Random Terrain Placement For 'Palaeo Diet'

Although 'Fireside Tales' includes a system for random placement of terrain, I wanted something even more random for basic hunting setups. Over the past few weeks I have settled on the following. It assumes that you are using a roughly square board. The system will work for most of the scenarios in the book.


Roll a D6 for the terrain density.

1 - Terrain is Very Open
2-3 - Terrain is Open
4-5 - Terrain is Close
6 - Terrain is Very Close

Split the board up into 9 sectors (3x3). Roll a D6 for each sector. On a 5-6 that sector will contain terrain. Note that some scenarios may dictate that certain sectors contain specific terrain, in which case you do not roll for that sector.

Unless the terrain is Very Open, count how many sectors contain terrain.
If the terrain is Open or Close and there are two or fewer sectors which contain terrain, then roll again for each sector that does not currently contain terrain.
If the terrain is Very Close and there are three or fewer sectors which contain terrain, then roll again for each sector that does not currently contain terrain.

Each sector will contain a maximum of one terrain piece, unless it is a river/stream.

For each sector roll a D6 to see what the terrain piece is:

1-2 - Hill
3 - Tricky Ground
4 - Thicket
5 - If the density is Open or Very Open, then Tricky Ground, otherwise a Thicket
6 - Special

'Special' terrain can be a pond, a river, rock-outcrops or tar-pits/quicksand.

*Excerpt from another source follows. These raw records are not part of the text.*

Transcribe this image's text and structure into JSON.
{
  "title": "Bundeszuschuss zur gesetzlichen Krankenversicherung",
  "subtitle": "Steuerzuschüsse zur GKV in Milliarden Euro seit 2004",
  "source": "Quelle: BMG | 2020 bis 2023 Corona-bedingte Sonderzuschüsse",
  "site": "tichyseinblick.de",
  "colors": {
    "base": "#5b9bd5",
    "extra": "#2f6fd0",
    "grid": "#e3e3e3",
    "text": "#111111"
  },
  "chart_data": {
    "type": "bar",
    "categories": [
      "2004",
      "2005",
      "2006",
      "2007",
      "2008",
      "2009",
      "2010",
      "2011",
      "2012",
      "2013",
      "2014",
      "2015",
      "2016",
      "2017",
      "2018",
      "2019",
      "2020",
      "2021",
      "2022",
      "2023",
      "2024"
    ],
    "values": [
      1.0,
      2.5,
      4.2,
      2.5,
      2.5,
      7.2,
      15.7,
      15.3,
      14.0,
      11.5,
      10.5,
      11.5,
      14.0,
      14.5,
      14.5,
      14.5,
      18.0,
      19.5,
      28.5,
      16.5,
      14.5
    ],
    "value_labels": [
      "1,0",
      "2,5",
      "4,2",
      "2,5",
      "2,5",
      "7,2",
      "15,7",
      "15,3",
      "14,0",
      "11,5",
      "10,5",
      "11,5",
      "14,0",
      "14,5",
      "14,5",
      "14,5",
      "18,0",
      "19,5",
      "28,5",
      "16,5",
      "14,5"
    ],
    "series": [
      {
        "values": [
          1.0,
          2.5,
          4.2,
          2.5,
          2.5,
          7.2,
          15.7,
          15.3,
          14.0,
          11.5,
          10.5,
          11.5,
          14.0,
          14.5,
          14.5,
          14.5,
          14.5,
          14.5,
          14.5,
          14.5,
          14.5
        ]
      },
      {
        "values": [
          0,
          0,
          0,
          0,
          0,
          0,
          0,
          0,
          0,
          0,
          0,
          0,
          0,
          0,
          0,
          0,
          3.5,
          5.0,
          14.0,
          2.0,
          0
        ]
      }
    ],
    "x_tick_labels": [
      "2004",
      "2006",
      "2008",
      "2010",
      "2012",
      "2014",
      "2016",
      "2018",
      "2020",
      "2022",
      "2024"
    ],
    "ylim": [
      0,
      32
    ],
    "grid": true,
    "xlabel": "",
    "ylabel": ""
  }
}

Choose something interesting from your collection. If you choose a river then it will run through the sector in a randomly determined direction.

Tricky Ground can be anything you like so long as it doesn't block line of sight.

Finally roll for the size of each terrain piece:

1-2 - Small: Must be less than a quarter the size of the sector
3-5 - Medium: Must be at least a quarter the size of the sector but less than half
6 - Large -: Should fill at least half of the sector

Obviously use common sense with regard to your own terrain pieces.

Terrain should be placed mostly within one sector, but if aesthetics dictate some deviation from this then go for it. It's your table.

Place your beasts (I place them in the centre of the board, terrain permitting), determine the approach of your hunters (I use direction dice to randomly select an edge or corner, and use the same for any lurking predators), and away you go. Happy Hunting!